Date: 2015-07-07 12:35 pm (UTC)
From: [identity profile] poliphilo.livejournal.com
I know the Bible pretty well and I don't think anyone ever drinks anything except wine, milk and water. The NT is full of viniculture imagery. "I am the true vine" "old wine in new wineskins" etc. No-one during my theological training ever suggested that wine was ever anything but an everyday beverage.

(no subject)

Date: 2015-07-07 04:10 pm (UTC)
From: [identity profile] steepholm.livejournal.com
That seems pretty unanimous. So wine is to drink pretty much what bread is to food - at least for Jesus and his immediate circle - and it seems reasonable to assume that (as well as the specific requirements of the Passover supper) he had that in mind when telling his disciples to remember him when eating/drinking them. But I'd really like to know how that choice has played on people's religious sensibilities in cultures where wine was a rarer, more elite or more expensive drink. The intersection of climate and theology (as in the other post) is quite intriguing to me.

(no subject)

Date: 2015-07-07 05:26 pm (UTC)
From: [identity profile] ethelmay.livejournal.com
I think C.S. Lewis records a conversation in his journal that discusses an aspect of that very issue. They were talking about how far you could look at a text in isolation, and someone remarked that you had to know the language, after all, and that implied context -- did "breakfast" mean ham and eggs at eight, or a piece of bread and a handful of olives at dawn? Was wine the drink of the people, or only of aristocrats? Something along those lines.

(no subject)

Date: 2015-07-08 06:36 am (UTC)
From: [identity profile] steepholm.livejournal.com
I find very often that CSL has been there first...

(no subject)

Date: 2015-07-07 06:14 pm (UTC)
From: [identity profile] poliphilo.livejournal.com
As someone notes above the Roman church decided at some stage to withhold the cup from the laity. I suppose this had something to do with cost and availability. The English church returned the cup to the people- as (I assume other Protestant groups did as well) but only celebrated the eucharist on special occasions- which meant they weren't getting through great quantities of wine.

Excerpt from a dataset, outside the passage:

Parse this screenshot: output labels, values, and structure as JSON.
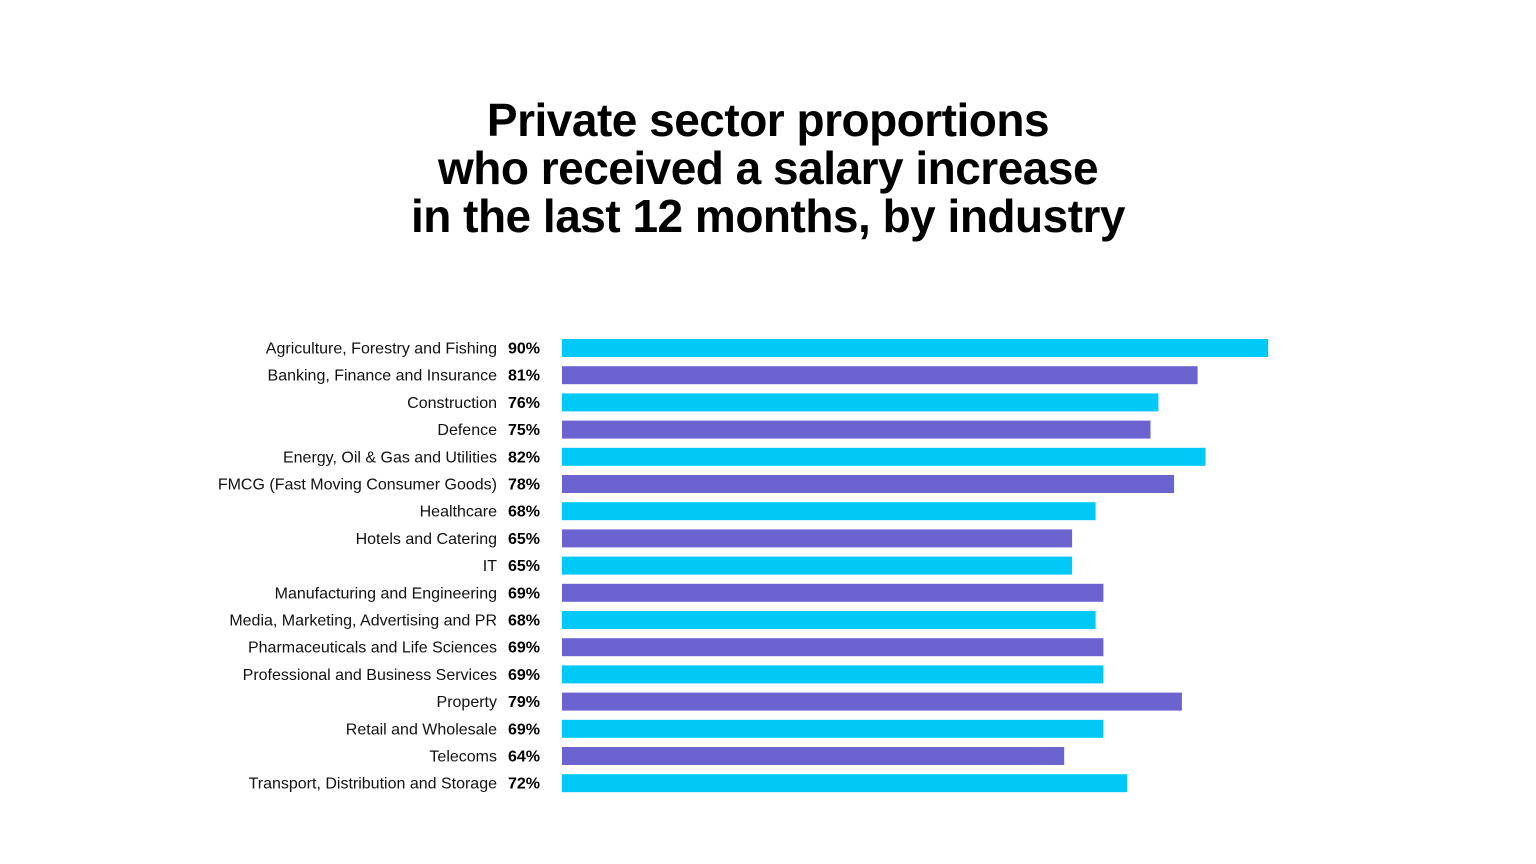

In my day most churches got their wines from ecclesiastical suppliers. It was nasty, sugary stuff; you wouldn't want to drink it socially. I did however have a colleague with a drink problem who used to "cream" small amounts off the top of all the bottles in the hope that nobody would notice.

(no subject)

Date: 2015-07-07 10:59 pm (UTC)
From: [identity profile] sue-bursztynski.livejournal.com
That makes me wonder if it"s the same disgustingly sweet Kosher stuff we have to,drink on Friday nights. :-) Sweet as in slightly alcoholic grape juice rather than sweet as in port or sherry, which are another matter. No, you wouldn't drink it socially. No way!

(no subject)

Date: 2015-07-08 08:04 am (UTC)
From: [identity profile] poliphilo.livejournal.com
I'm thinking sweet wine keeps better. You can put half a bottle back in the cupboard and be confident that it won't go off.

(no subject)

Date: 2015-07-09 10:46 pm (UTC)
From: [identity profile] sue-bursztynski.livejournal.com
We keep ours in the fridge. But yes, a good thought there, because it has to last a while when nobody want to drink any more than necessary. ;-)

(no subject)

Date: 2015-07-07 11:06 pm (UTC)
From: [identity profile] sue-bursztynski.livejournal.com
Yes, but it is very symbolic - in ceremony, you drink wine and eat bread, which is probably how Christianity got it in the first place. It's the most basic of food, symbolically. When you've had it, you tuck into the full meal.

Climate and theology, yes! :-) Agreed, an interesting idea. As I have heard, in England in later times, anyway, most people would drink ale, then beer when it became the drink of choice(you had to make ale daily, while beer kept better, according to a history of drinking in England I have read). Wine would indeed have been posh, I imagine.